Utrechter veroordeeld tot celstraf voor verkrachting 15-jarige halfzusje

© RTV Utrecht / Timo Anceaux
Utrecht - Een 33-jarige Utrechter is voor de verkrachting van zijn 15-jarige halfzusje veroordeeld tot drie jaar gevangenisstraf, waarvan negen maanden voorwaardelijk met een proeftijd van drie jaar. Om de kans op herhaling te verminderen moet de man zich van de rechtbank laten behandelen en is het hem verboden om contact met zijn halfzusje hebben of in de buurt van haar huis te komen.
Namens het slachtoffer werd een schadevergoeding van 25.000 euro van de verdachte gevorderd, maar daarin werd zij door de Utrechtse rechtbank 'niet ontvankelijk' verklaard. Dat betekent dat zij via een civiele rechtszaak zal moeten proberen om toch nog een schadevergoeding te krijgen.

Onaanvaardbaar

De man vergreep zich een jaar geleden aan het meisje, nadat hij haar in zijn auto van school had gehaald. Zij was op school onwel geworden na het slikken van een xtc-pil en kon haar moeder niet bereiken. Die pil had zij naar eigen zeggen geslikt, omdat zij een dag eerder door haar halfbroer was betast.
De rechtbank neemt het de Utrechter zeer kwalijk dat hij het vertrouwen van zijn veel jongere zusje heeft beschaamd en een onaanvaardbare inbreuk heeft gemaakt op haar lichamelijke en geestelijke integriteit. Hij wist dat zij op meisjes viel en dat zij worstelde met haar identiteit. Het meisje lijdt nog steeds onder de traumatische gevolgen van wat haar broer haar heeft aangedaan.

Schuldig

De advocaat van de verdachte vroeg de rechtbank twee weken geleden om zijn cliënt wegens gebrek aan bewijs vrij te spreken. Volgens de verdachte was het meisje onder invloed van drugs en zou zij het allemaal hebben verzonnen. Maar volgens de rechtbank is er voldoende bewijs voor zijn schuld.
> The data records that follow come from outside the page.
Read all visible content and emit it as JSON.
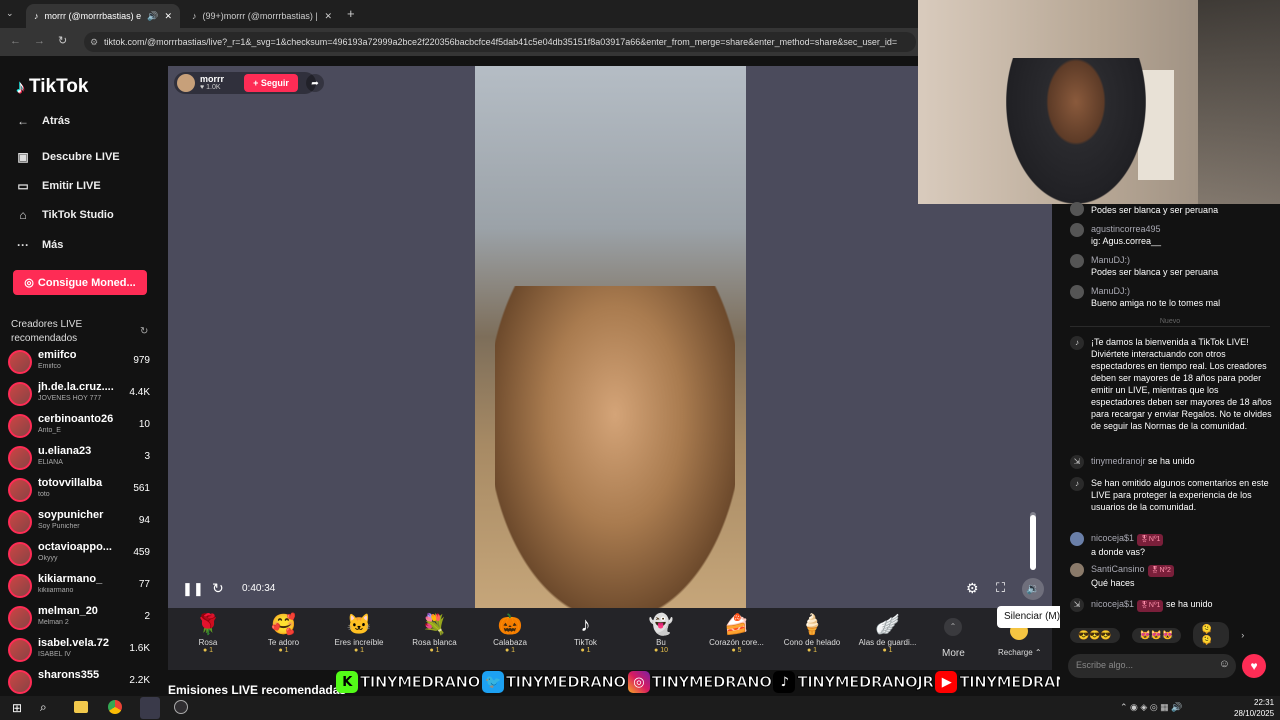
{
  "browser": {
    "tabs": [
      {
        "label": "morrr (@morrrbastias) está"
      },
      {
        "label": "(99+)morrr (@morrrbastias) | T"
      }
    ],
    "url": "tiktok.com/@morrrbastias/live?_r=1&_svg=1&checksum=496193a72999a2bce2f220356bacbcfce4f5dab41c5e04db35151f8a03917a66&enter_from_merge=share&enter_method=share&sec_user_id="
  },
  "sidebar": {
    "logo": "TikTok",
    "back": "Atrás",
    "nav": [
      {
        "label": "Descubre LIVE",
        "icon": "live-tv-icon"
      },
      {
        "label": "Emitir LIVE",
        "icon": "video-camera-icon"
      },
      {
        "label": "TikTok Studio",
        "icon": "home-icon"
      },
      {
        "label": "Más",
        "icon": "more-dots-icon"
      }
    ],
    "coins_button": "Consigue Moned...",
    "recommended_title": "Creadores LIVE recomendados",
    "creators": [
      {
        "name": "emiifco",
        "sub": "Emiifco",
        "count": "979"
      },
      {
        "name": "jh.de.la.cruz....",
        "sub": "JÓVENES HOY 777",
        "count": "4.4K"
      },
      {
        "name": "cerbinoanto26",
        "sub": "Anto_E",
        "count": "10"
      },
      {
        "name": "u.eliana23",
        "sub": "ELIANA",
        "count": "3"
      },
      {
        "name": "totovvillalba",
        "sub": "toto",
        "count": "561"
      },
      {
        "name": "soypunicher",
        "sub": "Soy Punicher",
        "count": "94"
      },
      {
        "name": "octavioappo...",
        "sub": "Okyyy",
        "count": "459"
      },
      {
        "name": "kikiarmano_",
        "sub": "kikiiarmano",
        "count": "77"
      },
      {
        "name": "melman_20",
        "sub": "Melman 2",
        "count": "2"
      },
      {
        "name": "isabel.vela.72",
        "sub": "ISABEL IV",
        "count": "1.6K"
      },
      {
        "name": "sharons355",
        "sub": "",
        "count": "2.2K"
      }
    ]
  },
  "player": {
    "host_name": "morrr",
    "host_likes": "1.0K",
    "follow_button": "+ Seguir",
    "time": "0:40:34",
    "mute_tooltip": "Silenciar (M)",
    "volume_level": 0.95
  },
  "gifts": [
    {
      "name": "Rosa",
      "price": "1",
      "icon": "🌹"
    },
    {
      "name": "Te adoro",
      "price": "1",
      "icon": "🥰"
    },
    {
      "name": "Eres increíble",
      "price": "1",
      "icon": "🐱"
    },
    {
      "name": "Rosa blanca",
      "price": "1",
      "icon": "💐"
    },
    {
      "name": "Calabaza",
      "price": "1",
      "icon": "🎃"
    },
    {
      "name": "TikTok",
      "price": "1",
      "icon": "♪"
    },
    {
      "name": "Bu",
      "price": "10",
      "icon": "👻"
    },
    {
      "name": "Corazón core...",
      "price": "5",
      "icon": "🍰"
    },
    {
      "name": "Cono de helado",
      "price": "1",
      "icon": "🍦"
    },
    {
      "name": "Alas de guardi...",
      "price": "1",
      "icon": "🪽"
    }
  ],
  "gifts_more": "More",
  "recharge": "Recharge",
  "recommended_live": "Emisiones LIVE recomendadas",
  "chat": {
    "messages": [
      {
        "user": "",
        "text": "Podes ser blanca y ser peruana"
      },
      {
        "user": "agustincorrea495",
        "text": "ig: Agus.correa__"
      },
      {
        "user": "ManuDJ:)",
        "text": "Podes ser blanca y ser peruana"
      },
      {
        "user": "ManuDJ:)",
        "text": "Bueno amiga no te lo tomes mal"
      }
    ],
    "divider": "Nuevo",
    "welcome": "¡Te damos la bienvenida a TikTok LIVE! Diviértete interactuando con otros espectadores en tiempo real. Los creadores deben ser mayores de 18 años para poder emitir un LIVE, mientras que los espectadores deben ser mayores de 18 años para recargar y enviar Regalos. No te olvides de seguir las Normas de la comunidad.",
    "join1_user": "tinymedranojr",
    "join1_text": "se ha unido",
    "omitted": "Se han omitido algunos comentarios en este LIVE para proteger la experiencia de los usuarios de la comunidad.",
    "msg5_user": "nicoceja$1",
    "msg5_badge": "Nº1",
    "msg5_text": "a donde vas?",
    "msg6_user": "SantiCansino",
    "msg6_badge": "Nº2",
    "msg6_text": "Qué haces",
    "join2_user": "nicoceja$1",
    "join2_badge": "Nº1",
    "join2_text": "se ha unido",
    "quick_emojis": [
      "😎😎😎",
      "😻😻😻",
      "🫠🫠"
    ],
    "input_placeholder": "Escribe algo..."
  },
  "overlay": {
    "kick": "TINYMEDRANO",
    "twitter": "TINYMEDRANO",
    "instagram": "TINYMEDRANO",
    "tiktok": "TINYMEDRANOJR",
    "youtube": "TINYMEDRANO"
  },
  "taskbar": {
    "time": "22:31",
    "date": "28/10/2025"
  }
}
De verklaringen van het slachtoffer zijn consistent en betrouwbaar. Het DNA van de verdachte is bij haar aangetroffen en zij had bloedinkjes die een aanwijzing zijn voor gedwongen seks. Ook wordt haar verklaring ondersteund door verschillende getuigen.
De straf die de rechtbank de man oplegt is iets lager dan de eis van de officier van justitie. Die had gevraagd de verdachte vier jaar cel op te leggen, waarvan een jaar voorwaardelijk. Als de verdachte en/of het Openbaar Ministerie zich niet bij het vonnis van de rechtbank willen neerleggen, hebben ze twee weken de tijd om hoger beroep aan te tekenen.